The one advantage to being a Marya Martz, even when you’re second, even when you are at best a copy, is that you know exactly how she thinks. I was not stupid because Marya was not stupid, and I could not command myself to be. I’m sure that, in a sense, I wanted to wait for Marya in the woods by the park in a way that sweet and lamblike, ready to be told that I had served well as an amusement over the years but that it was time for me to go. To disappear like the flame of a birthday candle, to cease to exist because there could not be two of us. It would only make sense for me to be the one to leave, I knew she would say, because I had come second.
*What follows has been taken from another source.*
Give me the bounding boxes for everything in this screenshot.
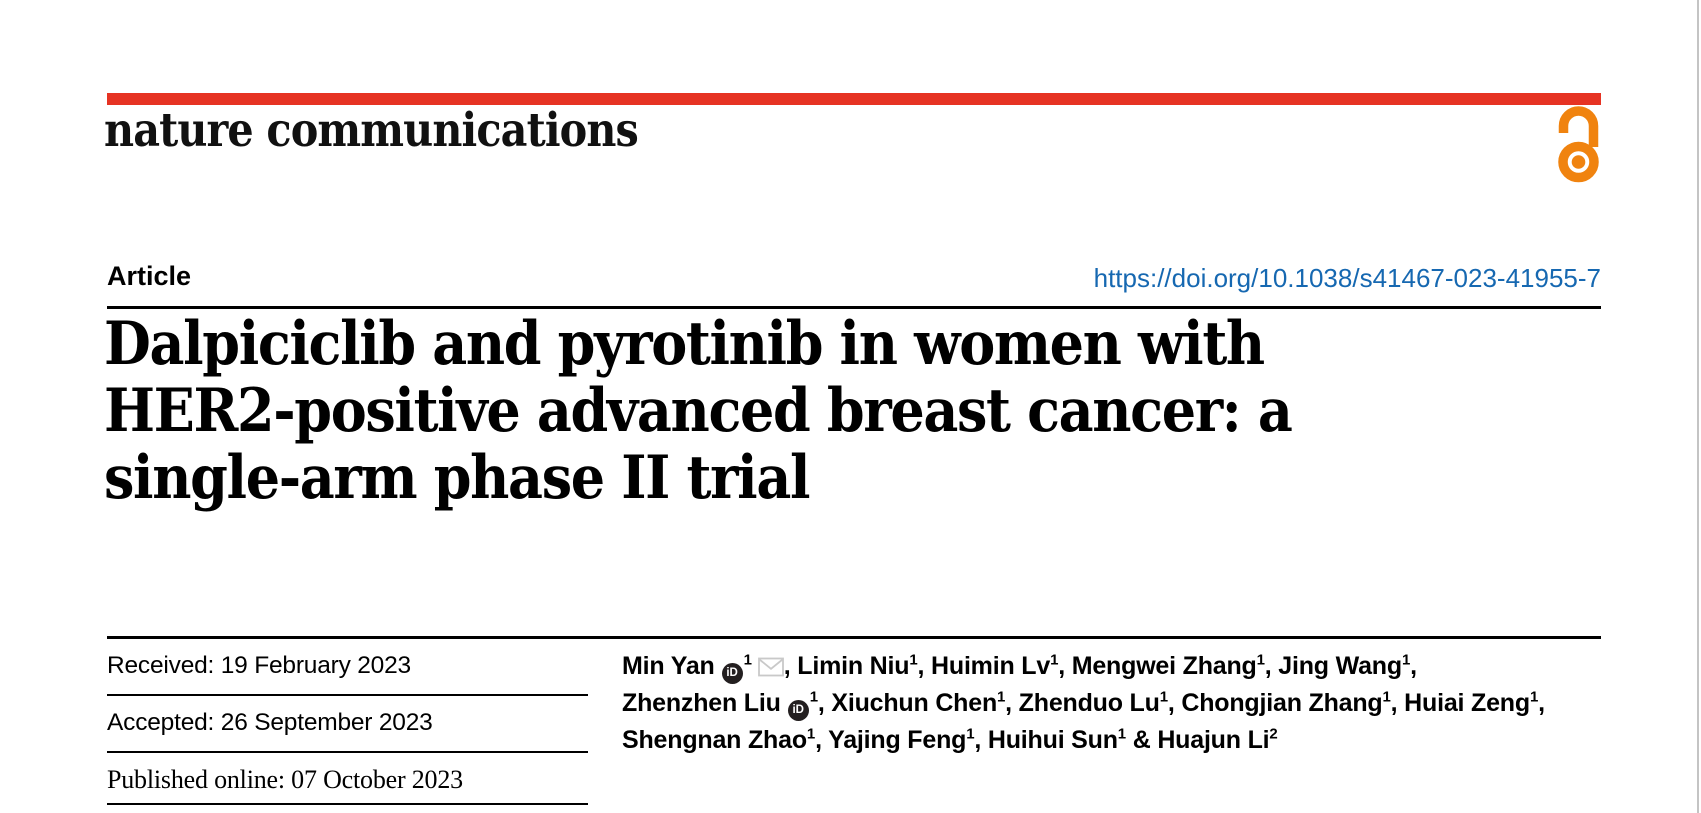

We looked exactly alike, moved alike and had not been told apart by anyone since Ulli, but it was clear to her that I was the imitation.
I had never loved anyone more than Marya, not even myself, and when I buried her beneath the beech tree where we had first met, I sobbed in a way that felt wholly myself.
I walked home with my hands in her coat pockets, left a voicemail in our parents’ voice for Ann cancelling the therapy sessions for the near future. “Nothing to worry about,” I said, in my father’s deep timbre, “Marya has benefitted an incredible amount from meeting with you. She’s better than ever.”
I went back to Marya’s school where I terrorized my classmates quietly and effectively, but took up with a group that was social enough. I burned the pictures Marya had drawn of me, began kissing my parents on the cheek before I went to bed. I told them art had been a phase. I rolled my eyes when they said my name in hesitant tones. “We should leave that all in the past” I entreated, and they acquiesced gratefully, forgetting the whole thing
Marya began to fade from the photographs and I took my rightful place: the second best, the copy reigning triumphant.
In the beginning there was a world, and the world was Maryam.